Once you decide to move some or all of your operations to the cloud, you may have concerns about risk and security. There are many benefits to adopting the cloud for your small business. The cloud provides instant access to data anytime, anywhere there is an internet connection. Cloud computing also offers scalable storage for files, applications, and improved collaboration regardless of team members' locations; and saved time and money by eliminating the need to build a costly server system and hire an IT manager. Let’s look at some of the risks, and how you can reduce them.
Risk 1: the Cloud Provider Can Get Hacked
Yes, it’s much more appealing to hackers to go after a giant cloud server than your single little company’s server. Essentially, you have no control over this happening. Yes, cloud computing companies take a great deal of precautions and security measures to prevent hacking, but it’s no guarantee your data is 100% safe.
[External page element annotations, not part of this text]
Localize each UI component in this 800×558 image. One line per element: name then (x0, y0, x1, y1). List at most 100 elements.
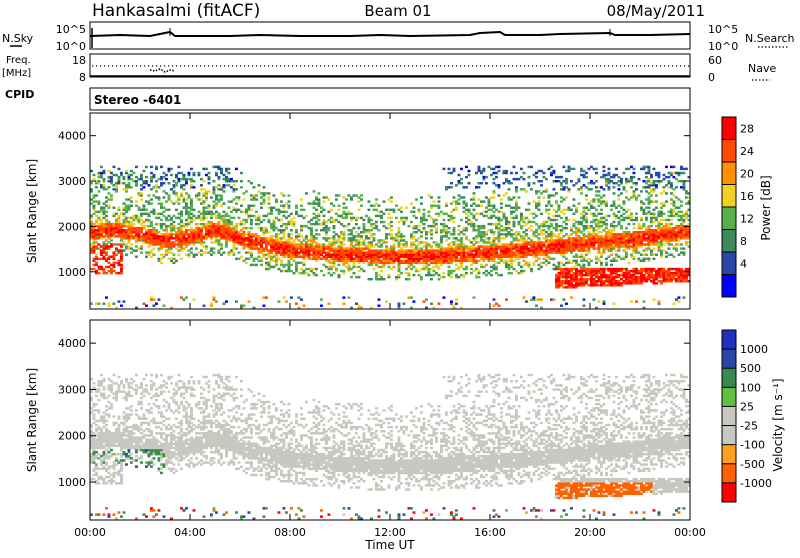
power-cell (528, 166, 531, 168)
power-cell (630, 282, 633, 284)
power-cell (593, 268, 596, 270)
power-cell (540, 243, 543, 245)
power-cell (453, 305, 456, 307)
power-cell (285, 239, 288, 241)
power-cell (528, 184, 531, 186)
power-cell (653, 190, 656, 192)
power-cell (465, 186, 468, 188)
power-cell (603, 235, 606, 237)
power-cell (280, 205, 283, 207)
power-cell (448, 266, 451, 268)
power-cell (488, 209, 491, 211)
power-cell (613, 258, 616, 260)
power-cell (538, 264, 541, 266)
power-cell (595, 186, 598, 188)
power-cell (580, 254, 583, 256)
power-cell (208, 182, 211, 184)
power-cell (338, 247, 341, 249)
power-cell (300, 268, 303, 270)
power-cell (553, 243, 556, 245)
power-cell (220, 225, 223, 227)
power-cell (610, 254, 613, 256)
power-cell (143, 233, 146, 235)
power-cell (503, 170, 506, 172)
power-cell (208, 229, 211, 231)
power-cell (535, 254, 538, 256)
power-cell (160, 223, 163, 225)
power-cell (305, 247, 308, 249)
power-cell (580, 174, 583, 176)
power-cell (270, 247, 273, 249)
power-cell (283, 233, 286, 235)
power-cell (295, 262, 298, 264)
power-cell (565, 223, 568, 225)
power-cell (553, 180, 556, 182)
power-cell (343, 254, 346, 256)
power-cell (213, 180, 216, 182)
power-cell (113, 174, 116, 176)
power-cell (268, 262, 271, 264)
power-cell (618, 243, 621, 245)
power-cell (565, 227, 568, 229)
power-cell (470, 247, 473, 249)
power-cell (650, 225, 653, 227)
power-cell (620, 225, 623, 227)
power-cell (165, 200, 168, 202)
power-cell (523, 243, 526, 245)
power-cell (125, 243, 128, 245)
power-cell (593, 243, 596, 245)
power-cell (250, 251, 253, 253)
power-cell (583, 298, 586, 300)
power-cell (220, 233, 223, 235)
power-cell (588, 278, 591, 280)
power-cell (445, 186, 448, 188)
power-cell (593, 200, 596, 202)
power-cell (608, 268, 611, 270)
power-cell (280, 225, 283, 227)
power-cell (170, 217, 173, 219)
power-cell (470, 241, 473, 243)
power-cell (488, 239, 491, 241)
power-cell (340, 254, 343, 256)
power-cell (408, 258, 411, 260)
power-cell (375, 243, 378, 245)
power-cell (313, 207, 316, 209)
power-cell (465, 176, 468, 178)
power-cell (500, 233, 503, 235)
power-cell (325, 266, 328, 268)
power-cell (615, 182, 618, 184)
power-cell (650, 174, 653, 176)
power-cell (528, 254, 531, 256)
power-cell (388, 233, 391, 235)
power-cell (200, 249, 203, 251)
power-cell (410, 221, 413, 223)
power-cell (353, 194, 356, 196)
power-cell (98, 219, 101, 221)
power-cell (495, 262, 498, 264)
power-cell (258, 235, 261, 237)
power-cell (200, 219, 203, 221)
power-cell (508, 231, 511, 233)
power-cell (333, 264, 336, 266)
power-cell (273, 254, 276, 256)
power-cell (585, 243, 588, 245)
power-cell (415, 217, 418, 219)
power-cell (98, 172, 101, 174)
power-cell (488, 217, 491, 219)
power-cell (185, 198, 188, 200)
power-cell (633, 243, 636, 245)
power-cell (170, 200, 173, 202)
power-cell (150, 198, 153, 200)
power-cell (580, 192, 583, 194)
power-cell (480, 170, 483, 172)
nsky-label: N.Sky (2, 32, 34, 45)
power-cell (178, 254, 181, 256)
power-cell (378, 215, 381, 217)
power-cell (210, 247, 213, 249)
power-cell (465, 258, 468, 260)
power-cell (590, 233, 593, 235)
power-cell (393, 266, 396, 268)
power-cell (423, 227, 426, 229)
power-cell (390, 254, 393, 256)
The Remedy: You can encrypt any sensitive material you send to the cloud so that if there is a breach, hackers can’t do anything with your data. Store your encryption key somewhere other than the cloud!
Risk 2: It’s Difficult to Control Access
Because you need to allow many people access to a given file through the cloud, it can become a challenge to keep up with who’s got access to which data. And what happens if a disgruntled employee decides to take sensitive data with him after leaving your company?
The Remedy: Set up a system to manage who gets access to which files, rather than giving blanket permission to all. Require each employee to use a password to access these files, and as soon as they leave the company, remove their access. You should be able to monitor logs of who has accessed which files, and when they have logged in.
Risk 3: What if Your Data Goes Up in Smoke?
Things happen. Hurricanes, fires, and theft happens, even in the cloud. If the servers that store your data are gone, you’re left with nothing.
The Remedy: Back up your data on another system, whether it’s a local server or a different cloud server. That way, you have an “extra set of clothes,” so to speak, should your data be compromised.
Risk 4: Compromising Industry Requirements
If you work in a highly-regulated industry like healthcare or financial services, you know there are serious restrictions on some of your data. You’re unclear on how cloud storage works with these regulations, because sometimes the data isn’t yours anymore once it hits the cloud.
The Remedy: Talk to industry regulators about the cloud’s role in compliancy and used an industry-approved cloud vendor.
Whether you’re looking to use a cloud-based application for email or CRM, or are looking for cloud-based storage, find out what kind of security measures the cloud company offers, and what they take responsibility for in case of data breach. Most of the time, the onus falls on you, since a cloud company can’t be responsible for thousands of companies’ sensitive data, so take your own security measures to ensure that your data, wherever it floats, is as safe and protected as can be.